The CFQ "low latency" mode

Posted Oct 12, 2009 7:56 UTC (Mon) by Yenya (subscriber, #52846)
In reply to: The CFQ "low latency" mode by giraffedata
Parent article: The CFQ "low latency" mode

No, you can increase also the _throughput_ (= the number of sectors handled in a given -large- period of time) by adding pauses shorter than the seek time. To be more specific - let's have two readers: A and B, each reading from its own part of the disk [A], and [B], respectively. For the sake of simplicity let's assume that two subsequent operations within the area [A] or within the area [B] do not require seek and are fast, while the read from the area [A] followed by the read from the area [B] requires seek, which is much slower. Then it is definitely better from the throughput point of view to issue the operations in the following order:

[A]-pause-[A]-seek-[B]-pause-[B]-seek-[A]-pause-[A]-...

than the "no-pause" variant of

[A]-seek-[B]-seek-[A]-seek-[B]-seek-...

It is not a bursty workload or a response-time-critical workload. It is an "unlimited supply of work" batch workload by my definition. And it has higher throughput with the pauses added than without them.

The CFQ "low latency" mode

Posted Oct 13, 2009 0:22 UTC (Tue) by giraffedata (guest, #1954) [Link] (1 responses)

OK, I'll buy that. Letting the disk sit idle can improve the throughput capacity for a limited workload like that (limited not because there are times when there is no work available but because there are only two streams and each apparently doesn't want to have more than one I/O at a time outstanding).
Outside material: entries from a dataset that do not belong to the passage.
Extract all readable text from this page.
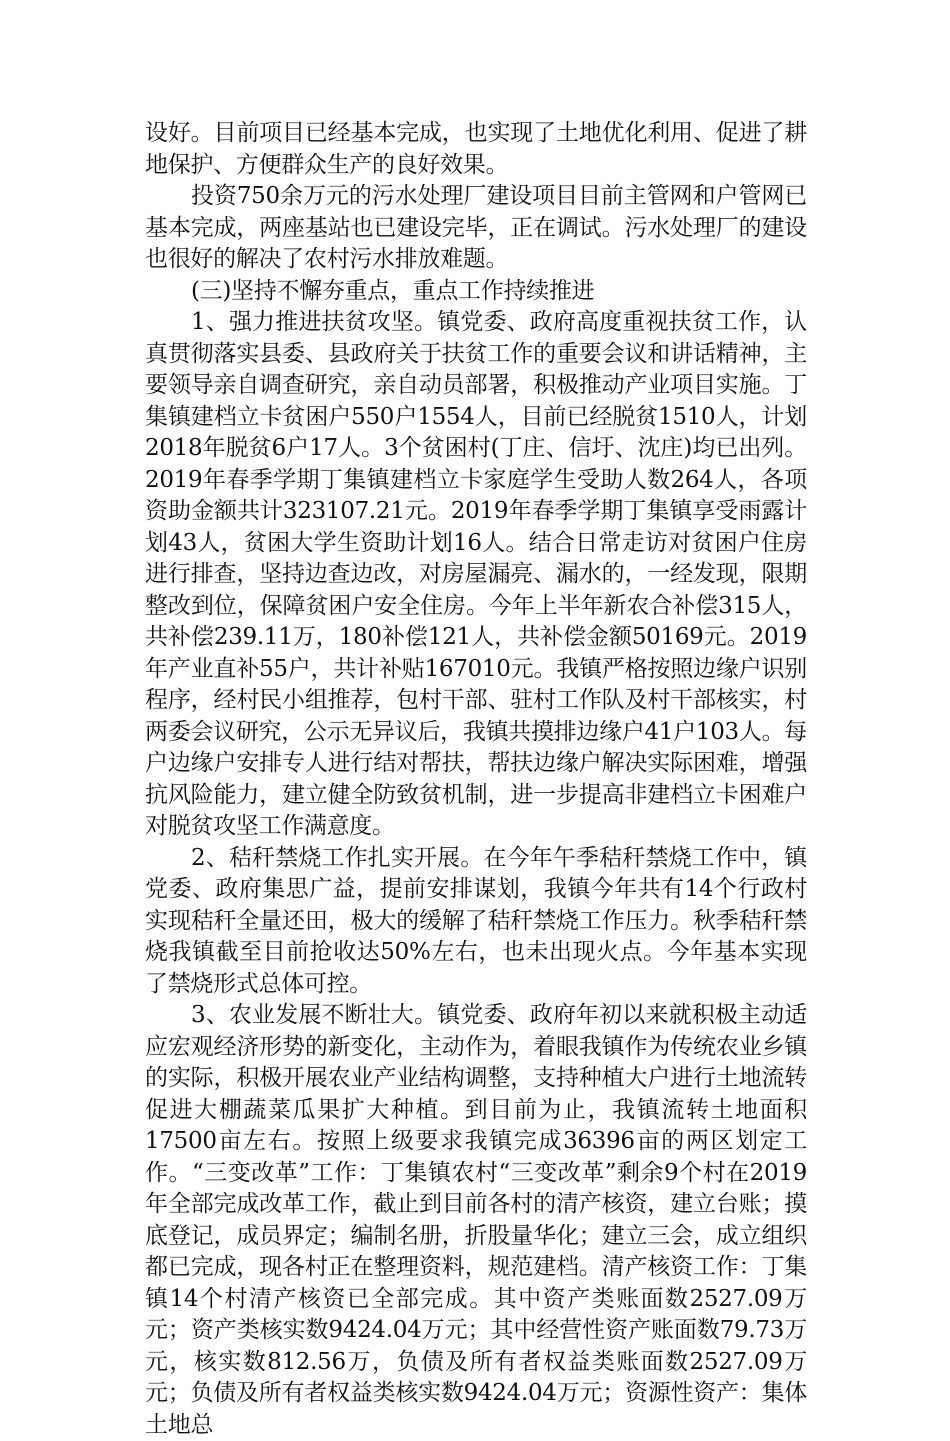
设好。目前项目已经基本完成，也实现了土地优化利用、促进了耕地保护、方便群众生产的良好效果。

投资750余万元的污水处理厂建设项目目前主管网和户管网已基本完成，两座基站也已建设完毕，正在调试。污水处理厂的建设也很好的解决了农村污水排放难题。

(三)坚持不懈夯重点，重点工作持续推进

1、强力推进扶贫攻坚。镇党委、政府高度重视扶贫工作，认真贯彻落实县委、县政府关于扶贫工作的重要会议和讲话精神，主要领导亲自调查研究，亲自动员部署，积极推动产业项目实施。丁集镇建档立卡贫困户550户1554人，目前已经脱贫1510人，计划2018年脱贫6户17人。3个贫困村(丁庄、信圩、沈庄)均已出列。2019年春季学期丁集镇建档立卡家庭学生受助人数264人，各项资助金额共计323107.21元。2019年春季学期丁集镇享受雨露计划43人，贫困大学生资助计划16人。结合日常走访对贫困户住房进行排查，坚持边查边改，对房屋漏亮、漏水的，一经发现，限期整改到位，保障贫困户安全住房。今年上半年新农合补偿315人，共补偿239.11万，180补偿121人，共补偿金额50169元。2019年产业直补55户，共计补贴167010元。我镇严格按照边缘户识别程序，经村民小组推荐，包村干部、驻村工作队及村干部核实，村两委会议研究，公示无异议后，我镇共摸排边缘户41户103人。每户边缘户安排专人进行结对帮扶，帮扶边缘户解决实际困难，增强抗风险能力，建立健全防致贫机制，进一步提高非建档立卡困难户对脱贫攻坚工作满意度。

2、秸秆禁烧工作扎实开展。在今年午季秸秆禁烧工作中，镇党委、政府集思广益，提前安排谋划，我镇今年共有14个行政村实现秸秆全量还田，极大的缓解了秸秆禁烧工作压力。秋季秸秆禁烧我镇截至目前抢收达50%左右，也未出现火点。今年基本实现了禁烧形式总体可控。

3、农业发展不断壮大。镇党委、政府年初以来就积极主动适应宏观经济形势的新变化，主动作为，着眼我镇作为传统农业乡镇的实际，积极开展农业产业结构调整，支持种植大户进行土地流转促进大棚蔬菜瓜果扩大种植。到目前为止，我镇流转土地面积17500亩左右。按照上级要求我镇完成36396亩的两区划定工作。“三变改革”工作：丁集镇农村“三变改革”剩余9个村在2019年全部完成改革工作，截止到目前各村的清产核资，建立台账；摸底登记，成员界定；编制名册，折股量华化；建立三会，成立组织都已完成，现各村正在整理资料，规范建档。清产核资工作：丁集镇14个村清产核资已全部完成。其中资产类账面数2527.09万元；资产类核实数9424.04万元；其中经营性资产账面数79.73万元，核实数812.56万，负债及所有者权益类账面数2527.09万元；负债及所有者权益类核实数9424.04万元；资源性资产：集体土地总
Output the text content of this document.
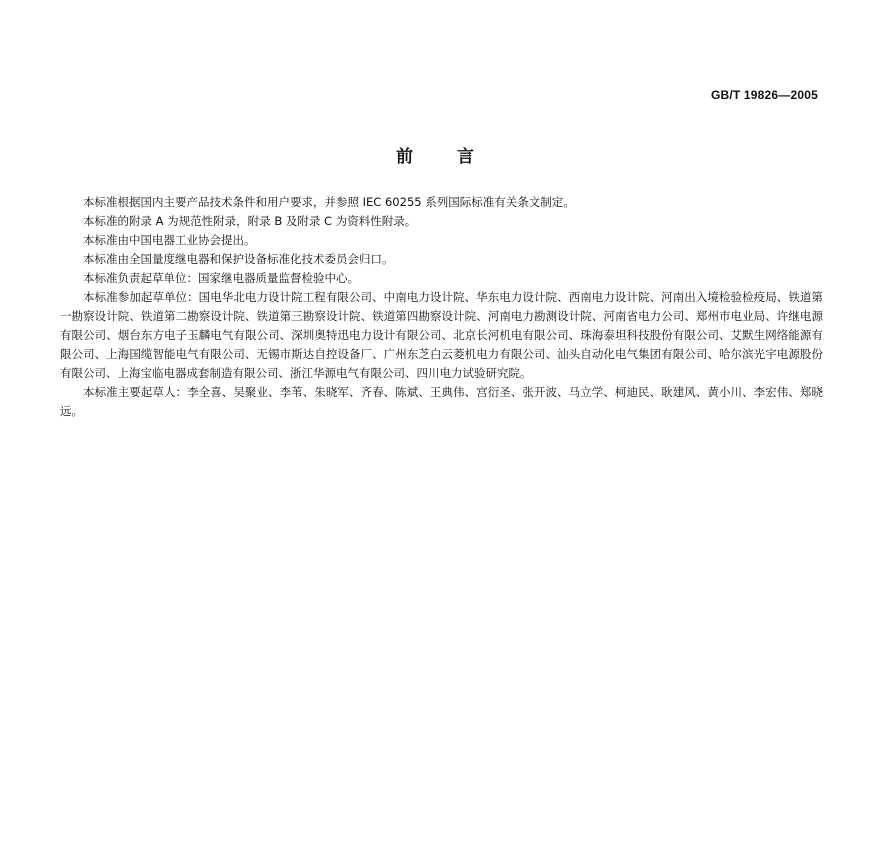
GB/T 19826—2005
前言

本标准根据国内主要产品技术条件和用户要求，并参照 IEC 60255 系列国际标准有关条文制定。

本标准的附录 A 为规范性附录，附录 B 及附录 C 为资料性附录。

本标准由中国电器工业协会提出。

本标准由全国量度继电器和保护设备标准化技术委员会归口。

本标准负责起草单位：国家继电器质量监督检验中心。

本标准参加起草单位：国电华北电力设计院工程有限公司、中南电力设计院、华东电力设计院、西南电力设计院、河南出入境检验检疫局、铁道第一勘察设计院、铁道第二勘察设计院、铁道第三勘察设计院、铁道第四勘察设计院、河南电力勘测设计院、河南省电力公司、郑州市电业局、许继电源有限公司、烟台东方电子玉麟电气有限公司、深圳奥特迅电力设计有限公司、北京长河机电有限公司、珠海泰坦科技股份有限公司、艾默生网络能源有限公司、上海国缆智能电气有限公司、无锡市斯达自控设备厂、广州东芝白云菱机电力有限公司、汕头自动化电气集团有限公司、哈尔滨光宇电源股份有限公司、上海宝临电器成套制造有限公司、浙江华源电气有限公司、四川电力试验研究院。

本标准主要起草人：李全喜、吴聚业、李苇、朱晓军、齐春、陈斌、王典伟、宫衍圣、张开波、马立学、柯迪民、耿建风、黄小川、李宏伟、郑晓远。
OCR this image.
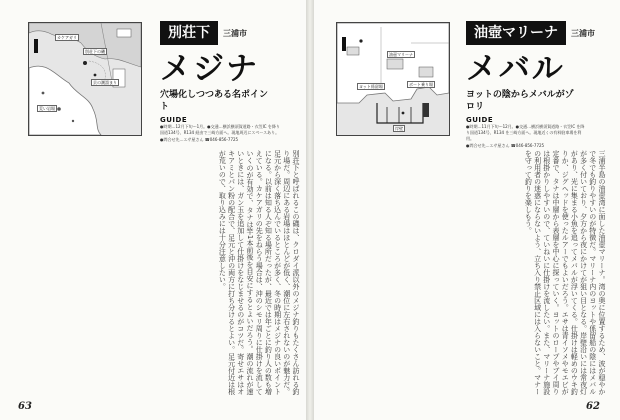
カケアガリ
別荘下の磯
貝の潮溜まり
荒い岩場
別荘下	三浦市
メジナ
穴場化しつつある名ポイント
GUIDE
●時期…12月下旬～1月。●交通…横浜横須賀道路・衣笠IC を降り国道134号、R134 経由で三崎方面へ。現地周辺にスペースあり。
●問合せ先…エサ屋さん ☎046-856-7725
別荘下と呼ばれるこの磯は、クロダイ派以外のメジナ釣りもたくさん訪れる釣り場だ。周辺にある岩場はほとんどが低く、潮位に左右されないのが魅力だ。足元から深く落ち込んでいるところが多く、冬の時期はメジナの良いポイントになる。以前は知る人ぞ知る場所だったが、最近では年ごとに釣り人の数も増えている。カケアガリの先をねらう場合は、沖のシモリ周りに仕掛けを流していくのが有効で、タナは竿1本前後を目安にするとよいだろう。潮の流れが速いときには、ガン玉を追加して仕掛けをなじませるのがコツだ。寄せエサはオキアミとパン粉の配合で、足元と沖の両方に打ち分けるとよい。足元付近は根が荒いので、取り込みには十分注意したい。
63
油壺マリーナ
ヨット係留場	ボート乗り場
岸壁
油壺マリーナ	三浦市
メバル
ヨットの陰からメバルがゾロリ
GUIDE
●時期…11月下旬～12月。●交通…横浜横須賀道路・衣笠IC を降り国道134号、R134 を三崎方面へ。現地近くの有料駐車場を利用。
●問合せ先…エサ屋さん ☎046-856-7725
三浦半島の油壺湾に面した油壺マリーナ。湾の奥に位置するため、波が穏やかで冬でも釣りやすいのが特徴だ。マリーナ内のヨットや係留船の陰にはメバルが多く付いており、夕方から夜にかけてが狙い目となる。岸壁沿いには常夜灯があり、光に集まる小魚を追ってメバルが浮いてくる。仕掛けは軽めのウキ釣りか、ジグヘッドを使ったルアーでもよいだろう。エサは青イソメやモエビが定番で、タナは中層から表層を中心に探っていく。ヨットのロープやブイ周りは根掛かりしやすいので、ていねいに仕掛けを流したい。また、マリーナ施設の利用者の迷惑にならないよう、立ち入り禁止区域には入らないこと。マナーを守って釣りを楽しもう。
62
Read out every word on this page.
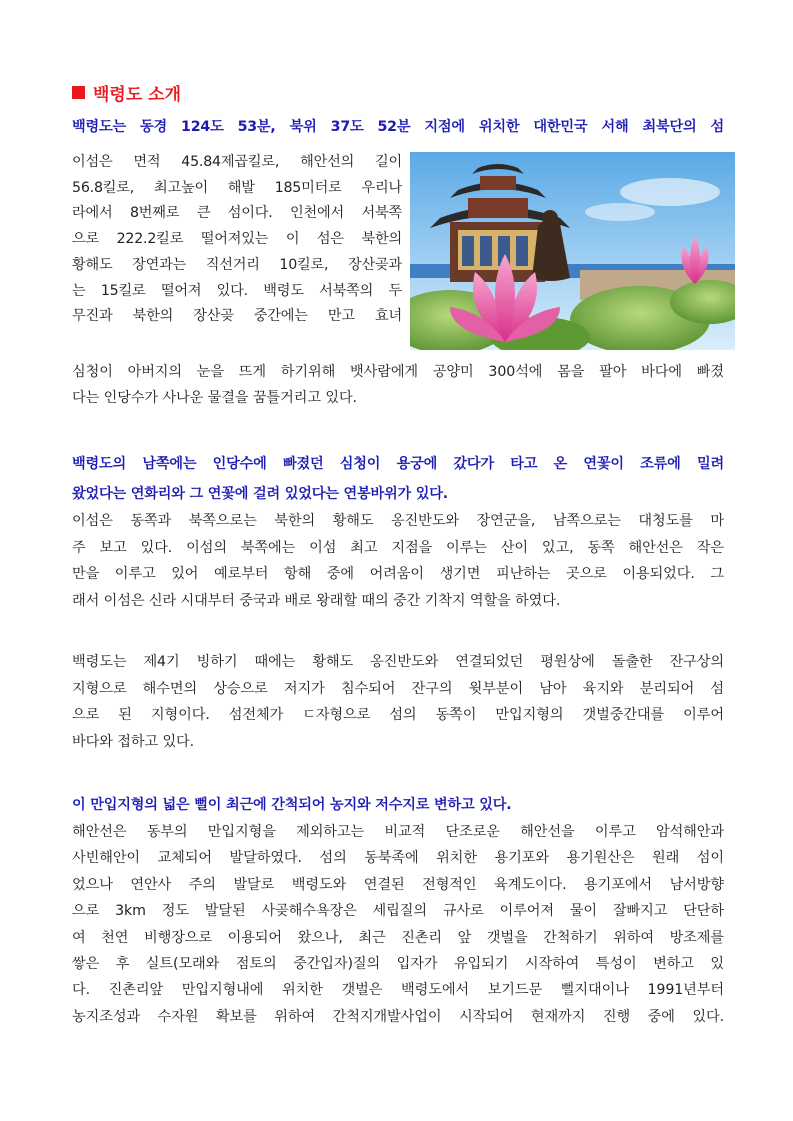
백령도 소개
백령도는 동경 124도 53분, 북위 37도 52분 지점에 위치한 대한민국 서해 최북단의 섬
이섬은 면적 45.84제곱킬로, 해안선의 길이
56.8킬로, 최고높이 해발 185미터로 우리나
라에서 8번째로 큰 섬이다. 인천에서 서북쪽
으로 222.2킬로 떨어져있는 이 섬은 북한의
황해도 장연과는 직선거리 10킬로, 장산곶과
는 15킬로 떨어져 있다. 백령도 서북쪽의 두
무진과 북한의 장산곶 중간에는 만고 효녀
심청이 아버지의 눈을 뜨게 하기위해 뱃사람에게 공양미 300석에 몸을 팔아 바다에 빠졌
다는 인당수가 사나운 물결을 꿈틀거리고 있다.
백령도의 남쪽에는 인당수에 빠졌던 심청이 용궁에 갔다가 타고 온 연꽃이 조류에 밀려
왔었다는 연화리와 그 연꽃에 걸려 있었다는 연봉바위가 있다.
이섬은 동쪽과 북쪽으로는 북한의 황해도 옹진반도와 장연군을, 남쪽으로는 대청도를 마
주 보고 있다. 이섬의 북쪽에는 이섬 최고 지점을 이루는 산이 있고, 동쪽 해안선은 작은
만을 이루고 있어 예로부터 항해 중에 어려움이 생기면 피난하는 곳으로 이용되었다. 그
래서 이섬은 신라 시대부터 중국과 배로 왕래할 때의 중간 기착지 역할을 하였다.
백령도는 제4기 빙하기 때에는 황해도 옹진반도와 연결되었던 평원상에 돌출한 잔구상의
지형으로 해수면의 상승으로 저지가 침수되어 잔구의 윗부분이 남아 육지와 분리되어 섬
으로 된 지형이다. 섬전체가 ㄷ자형으로 섬의 동쪽이 만입지형의 갯벌중간대를 이루어
바다와 접하고 있다.
이 만입지형의 넓은 뻘이 최근에 간척되어 농지와 저수지로 변하고 있다.
해안선은 동부의 만입지형을 제외하고는 비교적 단조로운 해안선을 이루고 암석해안과
사빈해안이 교체되어 발달하였다. 섬의 동북족에 위치한 용기포와 용기원산은 원래 섬이
었으나 연안사 주의 발달로 백령도와 연결된 전형적인 육계도이다. 용기포에서 남서방향
으로 3km 정도 발달된 사곶해수욕장은 세립질의 규사로 이루어져 물이 잘빠지고 단단하
여 천연 비행장으로 이용되어 왔으나, 최근 진촌리 앞 갯벌을 간척하기 위하여 방조제를
쌓은 후 실트(모래와 점토의 중간입자)질의 입자가 유입되기 시작하여 특성이 변하고 있
다. 진촌리앞 만입지형내에 위치한 갯벌은 백령도에서 보기드문 뻘지대이나 1991년부터
농지조성과 수자원 확보를 위하여 간척지개발사업이 시작되어 현재까지 진행 중에 있다.
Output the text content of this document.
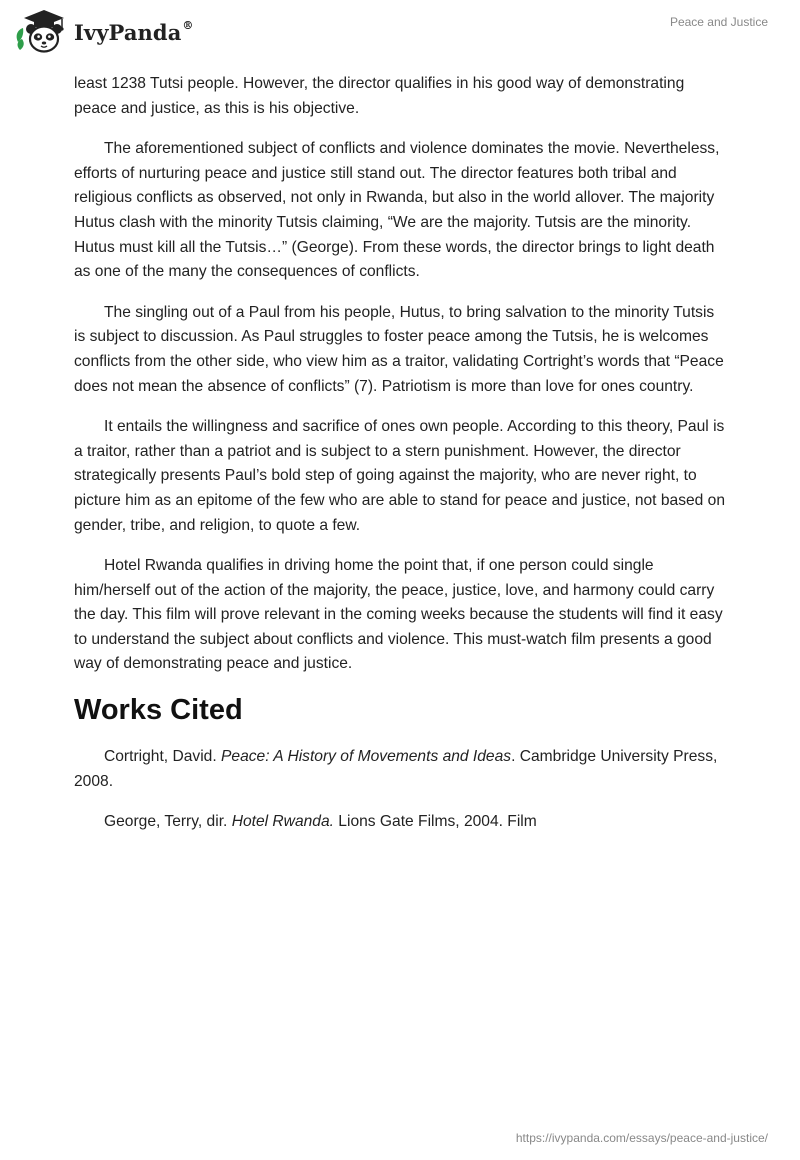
IvyPanda®	Peace and Justice

least 1238 Tutsi people. However, the director qualifies in his good way of demonstrating peace and justice, as this is his objective.

The aforementioned subject of conflicts and violence dominates the movie. Nevertheless, efforts of nurturing peace and justice still stand out. The director features both tribal and religious conflicts as observed, not only in Rwanda, but also in the world allover. The majority Hutus clash with the minority Tutsis claiming, “We are the majority. Tutsis are the minority. Hutus must kill all the Tutsis…” (George). From these words, the director brings to light death as one of the many the consequences of conflicts.

The singling out of a Paul from his people, Hutus, to bring salvation to the minority Tutsis is subject to discussion. As Paul struggles to foster peace among the Tutsis, he is welcomes conflicts from the other side, who view him as a traitor, validating Cortright’s words that “Peace does not mean the absence of conflicts” (7). Patriotism is more than love for ones country.

It entails the willingness and sacrifice of ones own people. According to this theory, Paul is a traitor, rather than a patriot and is subject to a stern punishment. However, the director strategically presents Paul’s bold step of going against the majority, who are never right, to picture him as an epitome of the few who are able to stand for peace and justice, not based on gender, tribe, and religion, to quote a few.

Hotel Rwanda qualifies in driving home the point that, if one person could single him/herself out of the action of the majority, the peace, justice, love, and harmony could carry the day. This film will prove relevant in the coming weeks because the students will find it easy to understand the subject about conflicts and violence. This must-watch film presents a good way of demonstrating peace and justice.

Works Cited

Cortright, David. Peace: A History of Movements and Ideas. Cambridge University Press, 2008.

George, Terry, dir. Hotel Rwanda. Lions Gate Films, 2004. Film

https://ivypanda.com/essays/peace-and-justice/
What I was thinking is that when people ask about disk throughput (capacity), it's usually on a system that drives the disk a lot harder than that -- i.e. the disk's basic capacity is in question. That means requesters throw large amounts of I/O at the disk and the speed is then determined by how quickly the disk can move the I/Os through. In the A-B scenario you describe, I would ask about the disk's response time, not its throughput, because it's the waiting for a response that governs the speed of this system.

The CFQ "low latency" mode

Posted Oct 13, 2009 18:06 UTC (Tue) by dlang (guest, #313) [Link]

it's not necessarily as different as you are making it out to be.

remember that seeks are _expensive_, you can transfer a LOT of data in the time of one seek that you can avoid doing.

so throughput optimizations like this can be relevant to the total disk response capabilities.

The CFQ "low latency" mode

Posted Oct 15, 2009 14:50 UTC (Thu) by guest (guest, #2027) [Link] (1 responses)

That only works if both readers issue requests without waiting for results. That's not how programms usually work - if they issue a read request, they wait for it to succeed before sending the next read.

Anyway, if you have such workloads and you do *not* pause, what happens? You perform the first seek to A, read, A, seek to B, read B and in the meantime, more requests for A have arrived. If it's only one, you still seem to be fast enough despite seeking - just seek back to A and go on. If the seek takes too long, multiple request should have been queued already and you can coalesque them and handle them with one seek.

IMHO, letting a disk stay idle when there's work to do is wrong!

The CFQ "low latency" mode

Posted Oct 15, 2009 17:57 UTC (Thu) by efexis (guest, #26355) [Link]

"letting a disk stay idle when there's work to do is wrong!"

Except that the disk is as good as idle while it's seeking... you can't read or write while it's happening.

I already know this to be true, I come across it on a server I part manage, which tries to schedule backups for several sites all at once. The disk thrashes, it grinds to a halt, and it takes forever to finish. So, I wrote a small bash script that when the load gets high, sends a STOP signal to all the backup processes, and then sends just one of them a CONT signal, so only that one process is running. Every few seconds it will STOP that task, and CONT a different one. The backups complete in a much shorter time, and system responsiveness is much better while it's happening. Why? Because the heads don't move away from the current reader's position as often, even though it does that same issue-read, wait, process, issue-read, wait, process etc... read pattern. So, with the amount of time the drive spends seeking reduced, the SAME drive is able to complete the SAME amount of work in LESS time with LESS effect on the rest of the system.

This is just a fact, it's real, it works, as much as it may sound counter-intuitive to you, the numbers don't lie.